In de fasen 3a en 3b mogen bijvoorbeeld mensen die ergens zijn gevonden met een hartstilstand (en van wie niet duidelijk is hoelang ze daar al liggen) niet meer naar de ic, evenals mensen met ernstige brandwonden. Als artsen vaststellen dat de ene patiënt 20 procentpunt meer overlevingskans heeft dan de andere, krijgt die voorrang.

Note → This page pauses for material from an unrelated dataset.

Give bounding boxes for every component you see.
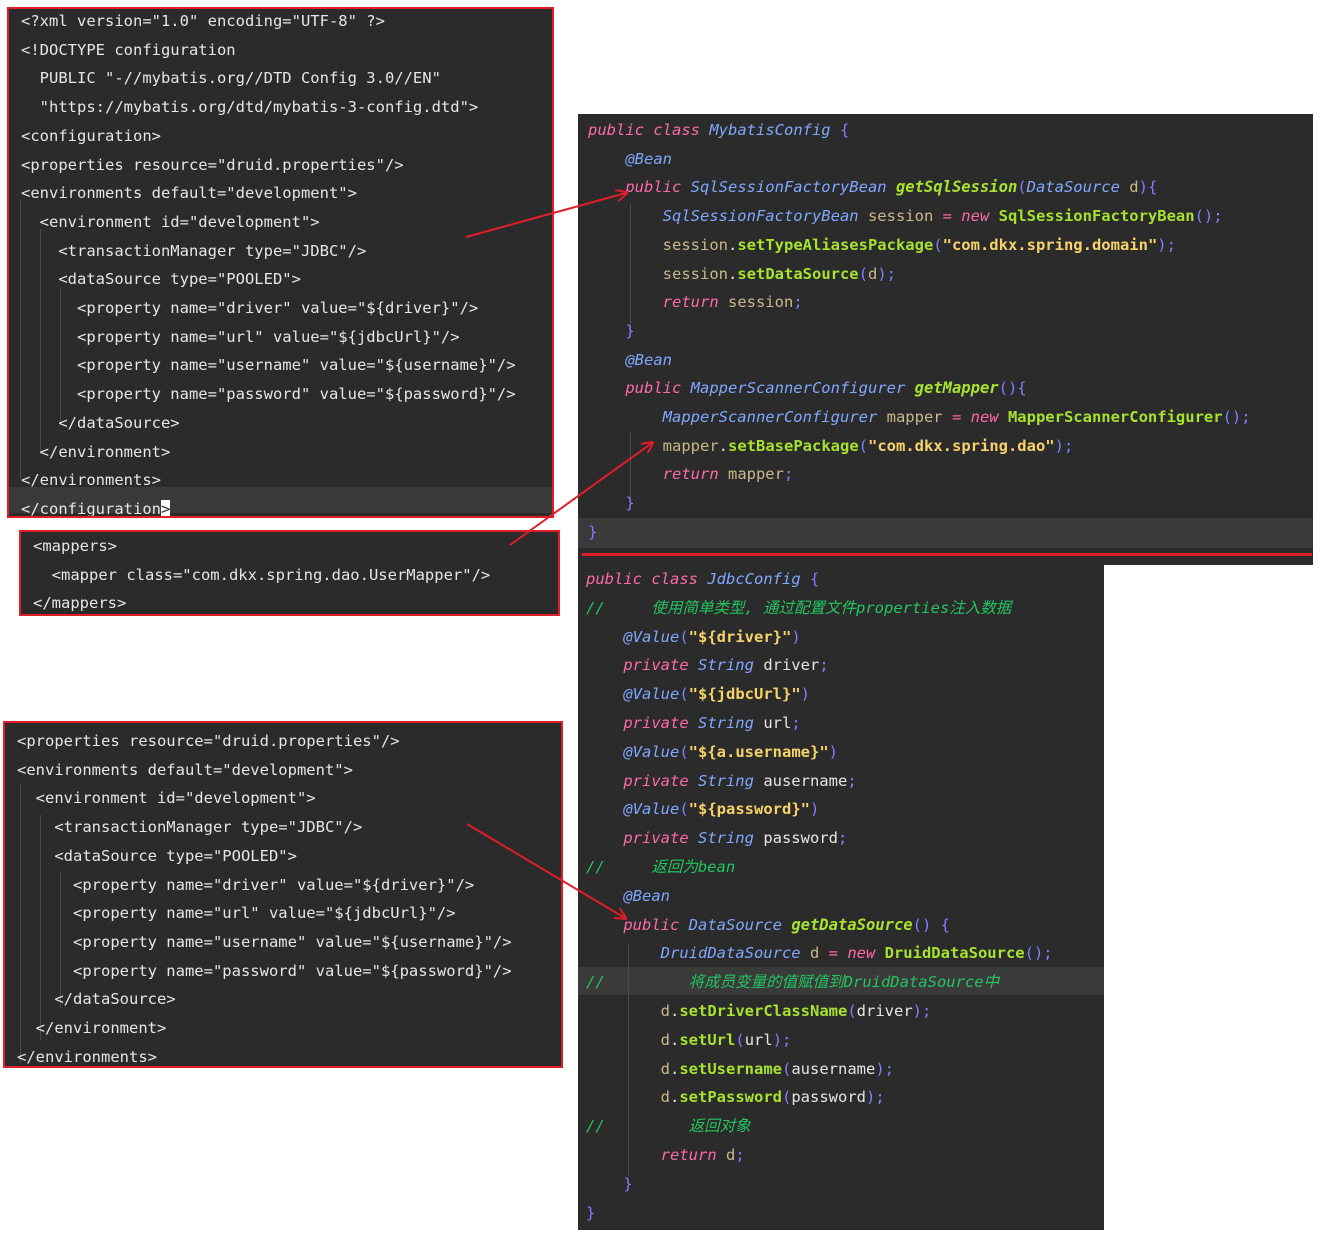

De verwarring is terug te voeren op de begintijd van de pandemie, toen de twee draaiboeken voor fase 3 werden opgesteld – eentje voor de stappen 3a en 3b, en eentje voor 3c. De partijen gebruikten ook toen al verschillende omschrijvingen voor code zwart.
Dominante definitie
Nu houden de Federatie Medisch Specialisten (FMS) en de artsenfederatie KNMG, opstellers van het 3c-plan, zich op de vlakte. ‘We spreken over het algemeen van fase 3 en niet van code zwart, juist omdat die term zo veel onduidelijkheid met zich meebrengt’, zegt een woordvoerder van de FMS. ‘Maar de drie stappen in fase 3 kun je niet los van elkaar zien. Ze lopen in elkaar over en kunnen elkaar constant afwisselen.’ Ook de woordvoerder van de KNMG blijft erbij dat ‘fase 3 één fase is’ en dat de organisatie ‘uiteraard met het ministerie in gesprek is’.

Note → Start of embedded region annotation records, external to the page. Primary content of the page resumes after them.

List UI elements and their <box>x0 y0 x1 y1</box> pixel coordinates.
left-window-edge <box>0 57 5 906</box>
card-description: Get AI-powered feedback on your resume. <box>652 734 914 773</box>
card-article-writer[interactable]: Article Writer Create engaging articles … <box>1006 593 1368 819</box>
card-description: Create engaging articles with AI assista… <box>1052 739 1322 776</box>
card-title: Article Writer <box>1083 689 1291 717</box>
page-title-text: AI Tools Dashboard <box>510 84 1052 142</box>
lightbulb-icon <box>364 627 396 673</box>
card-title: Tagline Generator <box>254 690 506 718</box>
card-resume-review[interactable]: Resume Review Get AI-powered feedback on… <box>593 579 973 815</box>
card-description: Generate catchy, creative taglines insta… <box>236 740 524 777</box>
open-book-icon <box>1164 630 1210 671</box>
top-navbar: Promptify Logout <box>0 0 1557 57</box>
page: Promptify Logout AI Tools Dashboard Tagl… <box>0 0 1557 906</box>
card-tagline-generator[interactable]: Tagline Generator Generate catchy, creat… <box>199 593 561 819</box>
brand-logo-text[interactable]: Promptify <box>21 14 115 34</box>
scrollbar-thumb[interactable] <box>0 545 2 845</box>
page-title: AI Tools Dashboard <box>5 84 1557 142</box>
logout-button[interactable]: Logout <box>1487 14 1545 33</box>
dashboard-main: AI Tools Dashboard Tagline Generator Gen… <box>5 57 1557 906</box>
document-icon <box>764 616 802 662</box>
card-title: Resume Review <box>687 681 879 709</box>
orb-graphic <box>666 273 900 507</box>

Dat de zorgpartijen het niet eens zijn over zo’n beladen term is volgens Arjen Boin, hoogleraar crisismanagement aan de Universiteit Leiden, niet vreemd. ‘Dat zie je vaker in een crisis. Het duiden van een ernstige situatie is altijd een kwestie van semantiek. Het is een strijd tussen partijen om de dominante definitie van de situatie. Als je erin slaagt jouw definitie tot de dominante te maken, heb je een grote stap gezet om ook jouw oplossing geïmplementeerd te krijgen.’